Enum-like arguments — declare choices as the default vector; resolve with
rlang::arg_match() at the top of the function:
MyFunction <- function(x, mode = c("fast", "safe")) {
mode <- rlang::arg_match(mode)
# mode is now guaranteed to be "fast" or "safe"
}
NULL as "not provided" — use NULL as the default for optional
arguments where there is no sensible scalar fallback; check with is.null():
MyFunction <- function(x, strNamesTo = NULL) {
if (!is.null(strNamesTo)) { ... }
}
S3 object construction — build as a named list or tibble, set class explicitly with a dedicated constructor helper:
# Constructor assigns class
AsMyObject <- function(x) {
class(x) <- c("qcthat_MyObject", class(x))
x
}
envCall propagation in internal validators — helpers that validate
arguments and may throw errors should accept and forward envCall:
CheckSomething <- function(x, envCall = rlang::caller_env()) {
if (bad(x)) qcthatAbort("...", "bad_input", envCall = envCall)
}
MyExportedFn <- function(x, envCall = rlang::caller_env()) {
CheckSomething(x, envCall)
}
Return tibbles, not plain data frames. Typed subclasses (e.g.,
qcthat_Issues) are tibbles with an additional class set by a constructor
like AsIssuesDF().
Export a function when:
Keep a function internal when:
Internal helpers use PascalCase like exported ones, but with @keywords internal and no @export.
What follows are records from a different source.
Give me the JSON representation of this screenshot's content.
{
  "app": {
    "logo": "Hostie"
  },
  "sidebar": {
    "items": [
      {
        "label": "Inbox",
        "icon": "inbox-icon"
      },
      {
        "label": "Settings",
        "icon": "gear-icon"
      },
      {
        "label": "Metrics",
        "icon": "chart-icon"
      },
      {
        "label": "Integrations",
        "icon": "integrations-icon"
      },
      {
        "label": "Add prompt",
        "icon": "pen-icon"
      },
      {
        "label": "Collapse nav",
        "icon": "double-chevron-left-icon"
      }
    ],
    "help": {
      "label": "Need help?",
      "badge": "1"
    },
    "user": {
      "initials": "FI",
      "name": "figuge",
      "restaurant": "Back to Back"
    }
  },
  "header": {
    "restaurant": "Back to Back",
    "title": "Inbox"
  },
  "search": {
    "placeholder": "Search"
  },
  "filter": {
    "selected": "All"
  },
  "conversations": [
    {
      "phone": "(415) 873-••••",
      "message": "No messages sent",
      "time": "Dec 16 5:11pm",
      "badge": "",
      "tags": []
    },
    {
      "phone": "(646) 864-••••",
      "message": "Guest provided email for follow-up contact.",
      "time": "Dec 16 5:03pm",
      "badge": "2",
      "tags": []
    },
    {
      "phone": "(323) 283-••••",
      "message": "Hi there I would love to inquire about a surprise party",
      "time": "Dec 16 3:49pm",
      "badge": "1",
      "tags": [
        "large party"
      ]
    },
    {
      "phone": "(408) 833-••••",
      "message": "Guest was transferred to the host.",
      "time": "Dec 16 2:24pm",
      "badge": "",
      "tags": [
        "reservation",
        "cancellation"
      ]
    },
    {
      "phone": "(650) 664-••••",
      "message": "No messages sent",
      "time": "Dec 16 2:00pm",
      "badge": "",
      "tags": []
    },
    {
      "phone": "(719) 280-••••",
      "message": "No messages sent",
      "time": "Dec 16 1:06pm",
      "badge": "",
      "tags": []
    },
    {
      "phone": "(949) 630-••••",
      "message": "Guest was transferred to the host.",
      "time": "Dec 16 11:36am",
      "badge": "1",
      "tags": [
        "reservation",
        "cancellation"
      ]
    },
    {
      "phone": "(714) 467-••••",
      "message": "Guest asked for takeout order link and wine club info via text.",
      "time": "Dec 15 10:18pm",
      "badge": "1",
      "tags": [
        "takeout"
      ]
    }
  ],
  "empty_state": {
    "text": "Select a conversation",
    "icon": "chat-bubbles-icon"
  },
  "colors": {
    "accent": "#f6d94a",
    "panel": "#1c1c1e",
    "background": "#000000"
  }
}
Use qcthatAbort() (defined in R/aaa-conditions.R) rather than calling
cli::cli_abort() directly. This ensures consistent error class formatting:
qcthatAbort(
"Input {.arg strOwner} cannot be empty.",
"bad_input",
envCall = envCall
)
qcthatAbort() generates error classes of the form:
qcthat-error-{subclass}, qcthat-error, qcthat-condition.
Always pass envCall = envCall (or envCall = rlang::caller_env()) so errors
point to the user's call frame, not an internal helper.